The cattle policy on Palliser Ridge has been revamped to simplify the business. 

The breeding-cow herd has been replaced by 150 R1year and 750 R2 year steers. These are bought as yearlings from September through to February and are taken through a winter (90 days on kale crops averaging 0.7kg/day weight gain) and finished in spring. The role of the cattle is to maintain pasture quality while achieving an average daily liveweight gain of 0.8kg and an annual margin of $450/head.

Kurt Portas says some cash cropping used to be undertaken but the margins were too variable, so the only cropping done now is to generate kale for cattle wintering and stands of rape and plantain for ewe lambs. 

“These green-feed crops have taken the pressure off the pastures over the summer-dry months, enabling greater stock numbers to be carried.”

Each year 50ha of rape-plantain and 20ha of kale are grown.
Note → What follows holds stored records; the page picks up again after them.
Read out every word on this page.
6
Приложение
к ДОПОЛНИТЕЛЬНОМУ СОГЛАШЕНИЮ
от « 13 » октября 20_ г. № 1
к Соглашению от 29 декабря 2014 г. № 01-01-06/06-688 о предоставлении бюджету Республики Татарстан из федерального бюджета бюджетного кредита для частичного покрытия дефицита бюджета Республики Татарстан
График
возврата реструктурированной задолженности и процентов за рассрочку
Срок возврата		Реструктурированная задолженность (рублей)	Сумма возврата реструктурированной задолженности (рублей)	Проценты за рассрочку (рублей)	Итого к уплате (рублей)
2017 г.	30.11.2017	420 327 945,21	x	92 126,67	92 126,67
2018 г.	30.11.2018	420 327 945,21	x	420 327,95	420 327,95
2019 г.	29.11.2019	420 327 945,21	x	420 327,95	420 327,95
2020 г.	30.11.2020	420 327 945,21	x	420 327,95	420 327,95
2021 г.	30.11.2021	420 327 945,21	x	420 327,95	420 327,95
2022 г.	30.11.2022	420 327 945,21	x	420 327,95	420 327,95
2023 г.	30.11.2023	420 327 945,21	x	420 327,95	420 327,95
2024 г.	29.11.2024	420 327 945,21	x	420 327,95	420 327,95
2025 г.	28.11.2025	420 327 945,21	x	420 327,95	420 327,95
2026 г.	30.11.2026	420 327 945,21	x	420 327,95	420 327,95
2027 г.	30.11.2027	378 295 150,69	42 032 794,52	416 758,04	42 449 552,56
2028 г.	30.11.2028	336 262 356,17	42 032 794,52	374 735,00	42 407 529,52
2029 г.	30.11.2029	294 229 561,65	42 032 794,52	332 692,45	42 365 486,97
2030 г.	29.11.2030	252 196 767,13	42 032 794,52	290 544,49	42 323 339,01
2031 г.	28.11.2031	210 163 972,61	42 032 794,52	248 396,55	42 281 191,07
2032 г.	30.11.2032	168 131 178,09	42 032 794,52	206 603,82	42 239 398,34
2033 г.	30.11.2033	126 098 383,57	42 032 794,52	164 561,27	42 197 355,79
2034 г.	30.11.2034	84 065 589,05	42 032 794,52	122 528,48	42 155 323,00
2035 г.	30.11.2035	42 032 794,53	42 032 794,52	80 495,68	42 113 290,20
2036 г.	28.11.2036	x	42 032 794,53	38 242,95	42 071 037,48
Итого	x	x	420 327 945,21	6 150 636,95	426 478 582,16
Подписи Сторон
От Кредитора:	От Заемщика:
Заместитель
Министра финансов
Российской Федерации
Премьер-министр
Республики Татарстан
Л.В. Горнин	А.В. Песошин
In the following spring, the rape-plantain areas are drilled with a mixture of ryegrass, cocksfoot, sub and white clover, chicory, and plantain.

Kurt believes a mixed-species sward:

  • Helps minimise animal health issues
  • Is more tolerant to pests and diseases
  • Encourages faster growth rates, and 
  • Delivers a more even spread of production. 

Following winter grazing the kale is replaced with a mix of cocksfoot, plantain, chicory, and clover for three years before being returned to kale.

Conservation assumes a high priority on Palliser Ridge with 209ha now retired from grazing.

Jim Law’s interest in restoring wetlands has resulted in significant riparian planting. Many unproductive gullies have been retired and have either been allowed to regenerate or have been planted in bird-friendly natives. 

Most of the paddocks have shelter for livestock with three new shelter belts being planted each year under a subsidy scheme operated by the Greater Wellington Regional Council. A large number of poplar poles have been planted on the hills for erosion control and shade. 

Palliser Ridge’s foremost financial objective is to get into the top 10% of farms for the Economic Farm Surplus key performance indicator.

The business’s financial reports for 2012-13 show its gross farm revenue is almost in the top 10%, but its expenditure is too high to achieve the objective.

“We’ve got work to do on both revenue and costs,” Kurt says. “Particularly the latter but the encouraging thing is that we’re heading in the right direction. We’ll get there.”

With his skill and enthusiasm, he will. One of the judges of the ewe hogget competition, Stewart Morton, had this to say:

“What impressed the judges was that Kurt had a clear understanding of what he wanted to achieve in the Palliser Ridge ewe flock, a flock that was already performing at a high level.

“The management plan of the ewe flock and ewe hogget flock was well thought out, allowing these animals to achieve body weight targets, which resulted in high fertility, survival and growth rates.

“He also demonstrated a very good understanding of the farming business and what the profit drivers were.

“Kurt had a very good working relationship with owners Jim and Marilyn Law, and had developed a team environment where the two other young employees were valued members of the team and had input into the decision-making process.”